"Je suis enfermée toute la journée. C'est pas une vie, à 97 ans..."? Ces paroles bouleversantes sont celles de Jeanne Pault, bientôt 97 ans, résidente d'un établissement de Saint-Gemmes-sur-Loire, dans le Maine-et-Loir. Le 20 avril, elle livrait aux caméras de France 2 son quotidien dans sa maison de retraite. On la voyait sur son fauteuil roulant, seule dans sa chambre, en pleurs. Une séquence qui témoigne de la détresse et de la solitude auxquelles sont condamnées les personnes âgées isolées dans les Ehpad, en pleine épidémie.
Car pendant plusieurs semaines, et ce dès le 11 mars, soit six jours avant le confinement, les visites étaient interdites pour éviter la propagation du Covid-19 auprès des aîné·e·s, personnes les plus touchées par le coronavirus. Et les interactions entre patient·e·s ne faisaient pas exception. "Je ne peux même pas aller chez ma voisine. Ma voisine n'a pas le virus, et puis moi non plus. On pourrait se voir de temps en temps", déplore-t-elle, entre colère et tristesse. "On ne peut même pas discuter".
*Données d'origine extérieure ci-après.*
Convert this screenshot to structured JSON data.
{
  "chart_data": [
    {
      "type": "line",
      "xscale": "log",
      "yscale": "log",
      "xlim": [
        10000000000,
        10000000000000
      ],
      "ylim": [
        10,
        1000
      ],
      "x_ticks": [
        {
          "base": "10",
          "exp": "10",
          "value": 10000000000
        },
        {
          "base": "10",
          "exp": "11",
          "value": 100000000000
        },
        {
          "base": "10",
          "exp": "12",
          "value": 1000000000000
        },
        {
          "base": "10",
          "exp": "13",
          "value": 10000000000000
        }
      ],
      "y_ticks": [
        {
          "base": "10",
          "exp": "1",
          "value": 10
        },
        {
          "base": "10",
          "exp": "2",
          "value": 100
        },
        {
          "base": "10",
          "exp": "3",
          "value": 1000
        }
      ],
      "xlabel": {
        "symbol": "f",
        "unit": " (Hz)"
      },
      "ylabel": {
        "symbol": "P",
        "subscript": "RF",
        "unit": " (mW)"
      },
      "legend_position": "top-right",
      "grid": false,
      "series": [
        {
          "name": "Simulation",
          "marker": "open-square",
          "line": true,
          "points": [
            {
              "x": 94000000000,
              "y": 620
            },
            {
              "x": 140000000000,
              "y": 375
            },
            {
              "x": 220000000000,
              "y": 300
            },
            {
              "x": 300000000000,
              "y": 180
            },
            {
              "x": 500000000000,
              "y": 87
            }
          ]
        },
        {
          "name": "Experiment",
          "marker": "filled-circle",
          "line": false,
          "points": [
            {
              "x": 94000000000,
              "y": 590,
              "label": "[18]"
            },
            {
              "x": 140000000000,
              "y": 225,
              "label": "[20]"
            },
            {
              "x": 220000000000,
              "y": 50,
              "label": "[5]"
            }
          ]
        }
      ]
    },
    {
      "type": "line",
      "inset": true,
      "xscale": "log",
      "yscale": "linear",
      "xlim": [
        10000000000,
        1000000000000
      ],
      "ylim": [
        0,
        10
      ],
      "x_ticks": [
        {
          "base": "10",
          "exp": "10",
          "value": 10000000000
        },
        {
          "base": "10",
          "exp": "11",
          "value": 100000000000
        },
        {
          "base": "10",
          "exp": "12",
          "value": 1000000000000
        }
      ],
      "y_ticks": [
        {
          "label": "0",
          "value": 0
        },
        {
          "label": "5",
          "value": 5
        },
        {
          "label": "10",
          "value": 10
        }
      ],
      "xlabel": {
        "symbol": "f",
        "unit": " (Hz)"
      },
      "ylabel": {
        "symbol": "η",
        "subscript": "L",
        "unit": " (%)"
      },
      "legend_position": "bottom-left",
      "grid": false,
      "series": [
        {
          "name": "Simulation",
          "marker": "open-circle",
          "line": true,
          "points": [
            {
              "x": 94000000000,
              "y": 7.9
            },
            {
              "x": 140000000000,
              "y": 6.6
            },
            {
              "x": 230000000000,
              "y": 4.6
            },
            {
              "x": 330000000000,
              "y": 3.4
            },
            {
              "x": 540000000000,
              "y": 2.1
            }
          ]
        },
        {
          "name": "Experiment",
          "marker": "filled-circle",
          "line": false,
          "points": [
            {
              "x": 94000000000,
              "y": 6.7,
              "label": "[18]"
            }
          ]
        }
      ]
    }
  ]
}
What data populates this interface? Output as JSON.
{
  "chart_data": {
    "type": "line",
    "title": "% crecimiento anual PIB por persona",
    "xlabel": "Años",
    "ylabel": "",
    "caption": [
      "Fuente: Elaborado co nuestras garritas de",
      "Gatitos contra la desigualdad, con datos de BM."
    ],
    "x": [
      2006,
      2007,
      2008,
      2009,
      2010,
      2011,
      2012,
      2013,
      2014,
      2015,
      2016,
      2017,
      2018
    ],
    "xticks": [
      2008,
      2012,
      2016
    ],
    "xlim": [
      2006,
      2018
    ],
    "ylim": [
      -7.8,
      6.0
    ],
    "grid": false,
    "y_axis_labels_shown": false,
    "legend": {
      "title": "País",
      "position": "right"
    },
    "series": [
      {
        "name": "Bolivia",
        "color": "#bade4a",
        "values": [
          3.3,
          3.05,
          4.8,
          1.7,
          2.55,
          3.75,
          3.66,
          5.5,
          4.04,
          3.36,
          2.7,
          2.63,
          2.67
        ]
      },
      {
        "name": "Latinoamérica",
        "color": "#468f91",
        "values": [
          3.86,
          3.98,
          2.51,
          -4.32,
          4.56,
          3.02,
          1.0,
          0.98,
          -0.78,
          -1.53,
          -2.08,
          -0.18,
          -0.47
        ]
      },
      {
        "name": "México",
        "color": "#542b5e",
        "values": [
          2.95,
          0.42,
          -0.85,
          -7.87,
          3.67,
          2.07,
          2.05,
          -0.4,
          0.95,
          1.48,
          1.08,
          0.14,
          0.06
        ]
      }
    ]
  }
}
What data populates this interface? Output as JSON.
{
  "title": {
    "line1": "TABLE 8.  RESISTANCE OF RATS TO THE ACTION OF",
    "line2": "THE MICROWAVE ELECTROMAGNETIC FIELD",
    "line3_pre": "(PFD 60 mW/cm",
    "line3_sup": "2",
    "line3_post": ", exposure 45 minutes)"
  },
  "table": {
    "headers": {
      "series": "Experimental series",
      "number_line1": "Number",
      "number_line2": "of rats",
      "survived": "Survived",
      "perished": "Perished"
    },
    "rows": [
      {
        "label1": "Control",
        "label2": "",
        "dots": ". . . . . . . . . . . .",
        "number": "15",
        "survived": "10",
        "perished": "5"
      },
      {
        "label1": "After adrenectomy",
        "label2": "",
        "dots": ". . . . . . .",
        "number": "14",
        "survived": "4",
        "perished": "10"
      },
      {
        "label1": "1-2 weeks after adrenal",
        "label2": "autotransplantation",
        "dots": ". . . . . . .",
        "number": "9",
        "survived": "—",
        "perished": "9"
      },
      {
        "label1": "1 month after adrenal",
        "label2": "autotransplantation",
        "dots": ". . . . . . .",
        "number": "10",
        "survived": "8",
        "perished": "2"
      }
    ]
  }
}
Elle s'arrête pour essuyer ses larmes, puis explique avoir perdu l'envie de manger. Pourtant, elle se force, "parce que mes enfants rouspètent. Ils me disent 'Maman, tiens le coup jusqu'au bout'". Cela fait plus d'un mois que ses enfants et son mari n'ont pas pu venir la voir "Mes enfants venaient tous les jours", lance-t-elle. "C'était un énorme pilier pour elle", ajoute une soignante.
Un déchirement pour toute la famille, qui va cependant bientôt pouvoir être réunie. Dimanche 19 avril, Olivier Véran, le ministre des Solidarités et de la Santé, a annoncé que les visites reprendraient de manière très encadrée dans les établissements qui accueillent nos ancien·ne·s. Sur les réseaux sociaux, l'émotion est palpable. Certains internautes questionnent d'ailleurs la gestion du confinement des résident·e·s par le gouvernement : "Que l'on ne me dise pas qu'il n'était pas possible de trouver des aménagements pour qu'ils puissent garder un contact avec ceux qu'ils aiment et qui les aiment", avance en ce sens une utilisatrice. A Saint-Gemmes-sur-Loire, les soignant·e·s se sont mobilisées pour faire pression sur la direction, et rouvrir aux membres de la famille rapidement.
Le président de la République Emmanuel Macron lui-même a d'ailleurs réagi à la vidéo de Jeanne Pault, soulignant que "pour vous, pour tous nos aînés en maison de retraite ou en établissement, les visites des proches sont désormais autorisées."
En attendant, il existe des alternatives pour combler ce sentiment d'abandon terrible. L'association 1 lettre 1 sourire propose par exemple d'écrire une lettre à une personne âgée, confinée dans une maison de retraite. Une façon de contribuer à faire perdurer un lien social, aussi essentiel à la santé mentale que physique de nos aîné·e·s.